The diagnosis was nerves constantly being pinched by bone on bone contact. The result was inveterate pain.
"Nothing worked," Nathan Frodsham said. "My doctor prescribed cannabis. I was very cautious. I started taking it conservatively for three weeks. The relief definitely didn’t come overnight, but after weeks I started to feel better. I had a new lease on life."
As a devout member of The Church of Jesus Christ of Latter-day Saints, the decision to take medical marijuana was not one Nathan took lightly.
Nathan consulted with local church leaders who advised him that "it was something between him and the Lord."
“I was very much against marijuana until I had a positive experience from it,” Nathan Frodsham said. "It gave me a lust for life again. I lost 50 pounds. I was happier.

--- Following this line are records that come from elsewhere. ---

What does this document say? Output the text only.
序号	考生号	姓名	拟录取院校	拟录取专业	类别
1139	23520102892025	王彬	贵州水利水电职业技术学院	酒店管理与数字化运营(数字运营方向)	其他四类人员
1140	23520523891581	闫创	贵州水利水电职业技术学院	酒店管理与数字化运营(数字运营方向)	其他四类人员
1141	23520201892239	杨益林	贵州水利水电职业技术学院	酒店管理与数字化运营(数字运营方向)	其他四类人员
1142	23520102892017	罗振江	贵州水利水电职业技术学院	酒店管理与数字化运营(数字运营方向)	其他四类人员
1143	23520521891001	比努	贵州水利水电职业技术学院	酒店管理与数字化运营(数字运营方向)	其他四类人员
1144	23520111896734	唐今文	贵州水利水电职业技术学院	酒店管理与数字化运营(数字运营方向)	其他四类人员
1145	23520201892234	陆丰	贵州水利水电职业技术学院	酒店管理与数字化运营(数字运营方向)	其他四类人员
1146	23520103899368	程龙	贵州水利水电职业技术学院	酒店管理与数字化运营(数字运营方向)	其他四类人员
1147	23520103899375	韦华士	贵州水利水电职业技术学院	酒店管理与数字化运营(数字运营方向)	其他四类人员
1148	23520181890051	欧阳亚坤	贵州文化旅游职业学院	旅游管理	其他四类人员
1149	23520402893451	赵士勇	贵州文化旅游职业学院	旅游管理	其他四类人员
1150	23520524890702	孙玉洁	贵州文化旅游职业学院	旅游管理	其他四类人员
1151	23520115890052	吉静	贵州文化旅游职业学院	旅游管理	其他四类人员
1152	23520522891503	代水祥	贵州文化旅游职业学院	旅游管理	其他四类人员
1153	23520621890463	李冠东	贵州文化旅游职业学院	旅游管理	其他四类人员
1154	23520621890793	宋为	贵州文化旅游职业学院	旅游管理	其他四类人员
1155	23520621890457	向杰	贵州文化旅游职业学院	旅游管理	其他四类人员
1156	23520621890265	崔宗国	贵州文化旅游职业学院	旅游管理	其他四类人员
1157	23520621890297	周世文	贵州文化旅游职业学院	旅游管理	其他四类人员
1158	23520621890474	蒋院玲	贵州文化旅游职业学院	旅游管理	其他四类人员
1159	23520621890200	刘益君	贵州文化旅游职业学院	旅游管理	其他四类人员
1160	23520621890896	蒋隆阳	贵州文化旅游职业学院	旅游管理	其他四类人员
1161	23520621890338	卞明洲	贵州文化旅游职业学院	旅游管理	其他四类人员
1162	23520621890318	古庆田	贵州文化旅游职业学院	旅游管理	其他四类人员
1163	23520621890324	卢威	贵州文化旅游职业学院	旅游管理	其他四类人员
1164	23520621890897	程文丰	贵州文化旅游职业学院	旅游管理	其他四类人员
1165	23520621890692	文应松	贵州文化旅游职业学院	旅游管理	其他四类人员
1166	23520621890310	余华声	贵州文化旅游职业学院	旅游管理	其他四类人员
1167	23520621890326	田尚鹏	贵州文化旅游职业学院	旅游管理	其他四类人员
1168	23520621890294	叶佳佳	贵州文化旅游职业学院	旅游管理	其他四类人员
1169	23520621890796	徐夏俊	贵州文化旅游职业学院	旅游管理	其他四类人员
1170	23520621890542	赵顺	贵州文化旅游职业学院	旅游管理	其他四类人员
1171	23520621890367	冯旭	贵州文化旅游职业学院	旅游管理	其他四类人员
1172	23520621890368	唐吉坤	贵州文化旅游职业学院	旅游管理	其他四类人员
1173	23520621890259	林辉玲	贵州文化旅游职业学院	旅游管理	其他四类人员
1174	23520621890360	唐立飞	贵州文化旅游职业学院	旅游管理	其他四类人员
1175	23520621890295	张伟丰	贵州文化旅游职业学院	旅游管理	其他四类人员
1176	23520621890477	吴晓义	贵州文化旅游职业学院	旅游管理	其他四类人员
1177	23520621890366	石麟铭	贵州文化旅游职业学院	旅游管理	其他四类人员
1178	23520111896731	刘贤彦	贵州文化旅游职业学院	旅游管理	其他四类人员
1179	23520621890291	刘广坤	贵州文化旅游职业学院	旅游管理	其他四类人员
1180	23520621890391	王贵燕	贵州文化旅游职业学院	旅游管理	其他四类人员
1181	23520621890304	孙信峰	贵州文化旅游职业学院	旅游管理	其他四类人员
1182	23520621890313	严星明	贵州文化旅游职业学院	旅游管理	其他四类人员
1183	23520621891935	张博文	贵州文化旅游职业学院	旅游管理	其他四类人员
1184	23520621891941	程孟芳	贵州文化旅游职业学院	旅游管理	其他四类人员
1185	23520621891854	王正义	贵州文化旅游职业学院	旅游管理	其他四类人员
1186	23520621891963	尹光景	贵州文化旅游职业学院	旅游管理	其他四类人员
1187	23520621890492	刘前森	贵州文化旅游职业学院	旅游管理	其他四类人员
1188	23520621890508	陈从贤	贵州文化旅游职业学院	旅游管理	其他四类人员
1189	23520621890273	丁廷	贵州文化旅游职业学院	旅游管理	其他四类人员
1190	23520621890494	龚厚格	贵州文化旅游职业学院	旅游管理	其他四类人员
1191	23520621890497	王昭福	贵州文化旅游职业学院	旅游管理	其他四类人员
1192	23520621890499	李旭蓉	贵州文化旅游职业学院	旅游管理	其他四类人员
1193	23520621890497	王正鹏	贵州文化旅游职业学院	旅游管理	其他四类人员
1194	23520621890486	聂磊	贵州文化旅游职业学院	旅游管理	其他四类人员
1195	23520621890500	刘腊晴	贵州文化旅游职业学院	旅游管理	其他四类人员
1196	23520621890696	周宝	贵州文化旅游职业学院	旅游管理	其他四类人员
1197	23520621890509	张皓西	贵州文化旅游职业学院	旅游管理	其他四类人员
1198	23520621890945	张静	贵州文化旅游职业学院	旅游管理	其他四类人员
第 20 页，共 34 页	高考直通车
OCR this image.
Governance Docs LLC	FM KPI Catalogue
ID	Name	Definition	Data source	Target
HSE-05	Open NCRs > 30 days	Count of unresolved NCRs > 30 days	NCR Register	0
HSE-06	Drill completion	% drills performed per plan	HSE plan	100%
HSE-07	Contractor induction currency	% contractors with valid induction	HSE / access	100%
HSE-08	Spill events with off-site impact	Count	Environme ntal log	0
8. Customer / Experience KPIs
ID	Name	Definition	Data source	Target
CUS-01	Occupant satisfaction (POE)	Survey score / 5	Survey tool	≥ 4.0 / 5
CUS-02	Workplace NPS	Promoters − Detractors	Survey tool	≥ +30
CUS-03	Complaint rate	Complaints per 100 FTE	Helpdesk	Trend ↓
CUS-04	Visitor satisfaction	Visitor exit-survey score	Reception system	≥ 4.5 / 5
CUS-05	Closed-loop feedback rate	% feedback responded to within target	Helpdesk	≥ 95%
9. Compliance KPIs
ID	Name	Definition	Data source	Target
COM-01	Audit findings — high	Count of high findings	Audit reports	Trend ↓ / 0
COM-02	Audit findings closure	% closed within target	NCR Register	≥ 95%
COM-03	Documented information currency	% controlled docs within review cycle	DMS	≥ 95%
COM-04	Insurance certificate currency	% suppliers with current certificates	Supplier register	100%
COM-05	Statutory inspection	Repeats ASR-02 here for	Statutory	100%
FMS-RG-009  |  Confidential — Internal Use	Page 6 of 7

Life just got better very quickly."
A job change moved Nathan from Washington State to Utah, where using medical marijuana is breaking the law.
"One day, 30 years from now, I will laugh with my grandkids as we talk about how plants used to be illegal," Nathan said.
After weeks of being in Utah, the pain started to return.
"Another way around it is to take opioids, but I really worry about that and don’t like how I feel when I am on them," he told KSL TV. "I kept filling myself with hope that Utah could make some progress."
Two years later, and an advocate for legalizing medical marijuana, Nathan is part of the group LDS Medical Cannabis. He attended the press conference about Proposition 2 on Thursday.
Elder Jack N. Gerard, a General Authority Seventy with the Church spoke to a crowd: "The Church does not object to the medicinal use of marijuana if doctor-prescribed in dosage form from a licensed pharmacy."
Aaron Frodsham, a doctor who works with cancer patients, said this statement has reservations.
"We as physicians can’t even suggest medical cannabis to a patient," Aaron Frodsham said. "We need to start looking at the bigger picture. In Utah, the only option we have are narcotics – that is a very dangerous thing."
While both brothers were pleasantly surprised by the Church’s statement, they recognize the long road to find a solution.
"Right now there is no way for marijuana to be prescribed by a pharmacy. It’s a leap of faith that this is going to work out," Nathan Frodsham said.
Members of the Coalition, including authorities with the Church of Jesus Christ of Latter-day Saints, urged voters to vote ‘no’ on Proposition 2 come November.
"There’s a lot of LDS people who are affected by this," Nathan Frodsham said.
Nathan, who has been a tremendous supporter for Proposition 2, told KSL TV after attending the press conference he believes the coalition will put more thought and research into finding a solution.
"I believe they will form something even better than Prop 2. I am hoping we see a written narrative in the next legislative session and a new law by 2020," he said. "It’s a misunderstood plant. But I feel inspired and believe change is coming."